A number of challenges arise when conducting EWAS (Fig. ). I discuss different categories of these challenges below.
The main challenge in the EWAS field is the selection of samples. In epidemiologic studies, blood is the most common sample source. In ideal situations, tissues should be used for any analysis because epigenetic signatures are different in different types of cells. However, tissue collection involves invasive technologies, and problems arise when samples are collected from the same subjects for follow-up studies.
Populations are selected for epidemiologic studies based on the research questions. Problems associated with low recruitment and dropout rates should be considered before planning a study with a large number of subjects. Reaching an adequate high-quality sample size remains a challenge in epidemiologic studies. Different kinds of biological samples have been used for epigenetic analysis (see Table ). Variations between persons and within a person may be challenging when considering the dynamic nature of epigenetic-mediated gene regulation. Unlike genomic information, which is static, epigenomic information changes with time.
Epigenetic profiles respond to environmental changes, and identifying disease-specific profiles requires knowledge of exposures, modifiable factors, and their effects. Exposure measurement limitations and the subsequent risk of misclassification present another major challenge. Improved exposure assessment techniques are needed. Several papers assess the contribution of environmental factors in cancer etiology at 1 to 19% [
35-
40]. Alterations in epigenetic profiles may be due to specific genes or to a large section of the genome. The effects of gene-environment interactions already are taken into account because the epigenotype reflects the effects of the environment and genes on the epigenome. Folic acid, choline, and methionine are known to directly affect epigenetic profiles [
41-
43].
After epigenetic profiles and markers are identified, they should be mapped, and their relationship should be established in large-scale studies. The large amount of data produced from each run (may exceed 1Gb) poses another challenge for EWAS. Thus far, the genome-wide epigenetic profiling of LINE and SINE sequencing has not been completed. When these data are combined with previously collected data, it will be challenging to integrate all of these data and reach useful conclusions. Only a few laboratories have the expertise required to conduct analyses of all four of the components of epigenetics. Collaboration is needed among investigators with different expertise, such as in methylation, histone, chromatin, miRNA, epidemiology, bioinformatics, and statistics. Partnerships with industry may be helpful in this area. Histone profiling is based on ChIP-on-chip analysis, for which high-quality monoclonal antibodies should be used.
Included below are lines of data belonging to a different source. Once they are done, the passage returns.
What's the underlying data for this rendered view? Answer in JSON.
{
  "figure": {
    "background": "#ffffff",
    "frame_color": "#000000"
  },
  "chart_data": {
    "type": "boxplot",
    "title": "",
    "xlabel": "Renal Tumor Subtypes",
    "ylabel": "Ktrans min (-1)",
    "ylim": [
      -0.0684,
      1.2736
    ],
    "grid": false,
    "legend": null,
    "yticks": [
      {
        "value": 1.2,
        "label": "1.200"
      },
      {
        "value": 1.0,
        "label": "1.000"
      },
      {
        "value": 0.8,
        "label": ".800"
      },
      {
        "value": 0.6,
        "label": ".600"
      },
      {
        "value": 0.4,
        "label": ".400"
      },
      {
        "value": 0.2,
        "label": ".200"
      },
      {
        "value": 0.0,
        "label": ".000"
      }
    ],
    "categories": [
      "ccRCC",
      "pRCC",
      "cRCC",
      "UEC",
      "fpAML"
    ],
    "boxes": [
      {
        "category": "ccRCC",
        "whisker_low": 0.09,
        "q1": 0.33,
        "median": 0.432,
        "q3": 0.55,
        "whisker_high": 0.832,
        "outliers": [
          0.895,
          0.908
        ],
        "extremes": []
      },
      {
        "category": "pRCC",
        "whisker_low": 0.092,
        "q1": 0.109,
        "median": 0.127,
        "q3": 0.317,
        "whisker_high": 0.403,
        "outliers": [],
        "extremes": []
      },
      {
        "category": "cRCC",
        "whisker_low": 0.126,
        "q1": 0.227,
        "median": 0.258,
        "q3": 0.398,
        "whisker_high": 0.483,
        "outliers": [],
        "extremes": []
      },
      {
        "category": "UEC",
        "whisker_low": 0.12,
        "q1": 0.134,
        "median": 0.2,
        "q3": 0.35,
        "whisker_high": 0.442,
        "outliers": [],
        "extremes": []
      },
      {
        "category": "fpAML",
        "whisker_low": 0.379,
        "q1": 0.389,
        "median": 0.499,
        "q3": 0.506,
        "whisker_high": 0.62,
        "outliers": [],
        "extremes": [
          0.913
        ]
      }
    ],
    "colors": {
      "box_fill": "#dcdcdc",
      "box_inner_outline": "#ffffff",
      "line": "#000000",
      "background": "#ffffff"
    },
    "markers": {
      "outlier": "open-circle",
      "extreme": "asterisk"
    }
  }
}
Few commercially available monoclonal antibodies are of high quality, however. The NIH Epigenome Roadmap has initiated a program to generate monoclonal antibodies against all major histone modifications (
http://commonfund.nih.gov/epigenomics/index.asp). These antibodies will be made readily available to investigators.
New tools are needed to fully utilize GWAS data and determine their correlation with EWAS data. These tools should facilitate the integration of genetic and environmental exposure data into EWAS data to enable the identification of populations at high risk of developing cancer. Data generated by the NIH Epigenome Roadmap program are maintained at the National Center for Bioinformatics Information (NCBI) and dbGAP (the Database of Genotypes and Phenotypes). GWAS data are stored and maintained at dbGAP. Currently, however, no arrangements have been made for storing and maintaining EWAS data at a central location. A variety of approaches have been adopted for epigenetic and epidemiologic studies, such as cohort studies, case-control studies, cross-sectional studies, intervention studies, family-based studies, twin cohorts, and birth cohorts, but the best approach has not been determined. High-throughput technologies are required for these studies. Thus far, most studies have been completed using differential methylation profiles.
Much of the genome has repeat sequences (Alu and LINE) that are methylated in the normal state [
44]. The role of these repeat sequences has not been incorporated into the outcomes of most of the epidemiology studies conducted thus far. A systematic study of the these sequences and their association should be conducted. These sequences are prone to integration by infectious agents and may contribute to the development of cancer.
In conclusion, there is a need to translate curiosity-driven basic research into patient-care-focused clinical research via epigenomics.